= Walter Lynn =

American civil engineer (1928–2011)

Walter Royal Lynn (born Valdimir [sic] Royal Lynn; 1 October 1928 – 6 June 2011) was a distinguished professor at Cornell University for most of his academic career. As a civil engineer he was interested in water-quality issues, he was at the forefront of environmental studies. According to one obituary, he coined the term "sustainability."

Born in New York City and raised in Florida, Lynn earned a B.S. in civil engineering at University of Miami (1950), M.S. in sanitary engineering at University of North Carolina (1954), and a PhD at Northwestern University (1963). He joined the Cornell faculty in 1961.

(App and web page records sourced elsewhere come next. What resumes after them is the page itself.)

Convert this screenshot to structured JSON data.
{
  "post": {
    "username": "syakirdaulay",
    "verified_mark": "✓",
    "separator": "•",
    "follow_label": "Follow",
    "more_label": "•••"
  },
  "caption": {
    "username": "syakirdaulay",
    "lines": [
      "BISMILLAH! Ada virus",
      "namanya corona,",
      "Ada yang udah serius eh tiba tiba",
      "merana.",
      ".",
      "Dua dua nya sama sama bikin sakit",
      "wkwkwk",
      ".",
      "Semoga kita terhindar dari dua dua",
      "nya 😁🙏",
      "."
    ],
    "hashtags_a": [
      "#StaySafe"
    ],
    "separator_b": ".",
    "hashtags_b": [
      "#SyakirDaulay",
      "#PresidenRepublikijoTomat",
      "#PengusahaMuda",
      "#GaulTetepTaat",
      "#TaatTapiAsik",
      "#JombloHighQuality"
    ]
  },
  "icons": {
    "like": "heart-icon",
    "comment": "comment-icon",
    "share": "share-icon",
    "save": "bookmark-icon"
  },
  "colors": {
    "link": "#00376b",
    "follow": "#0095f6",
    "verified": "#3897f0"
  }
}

At Cornell, Lynn was the founder and director of Cornell's Center for Environmental Quality Management (1966–1976). He was also Director of the School of Civil and Environmental Engineering (1970–1978), director of the Center for the Environment (1996–1997), and director of the Science, Technology & Society program (1980–1988). He was an elected faculty member of the Cornell Board of Trustees (1980–1985) and Dean of the Faculty (1988–1993). After retiring, he served as Ombudsman of the university (approx. 1999-2011).

Lynn was also active on many government committees, at local, state, and national levels. He was Mayor of the village of Cayuga Heights from 2002 to 2008.

Obituaries for Lynn appeared in the Ithaca Journal, Cornell Daily Sun, and Cornell Chronicle.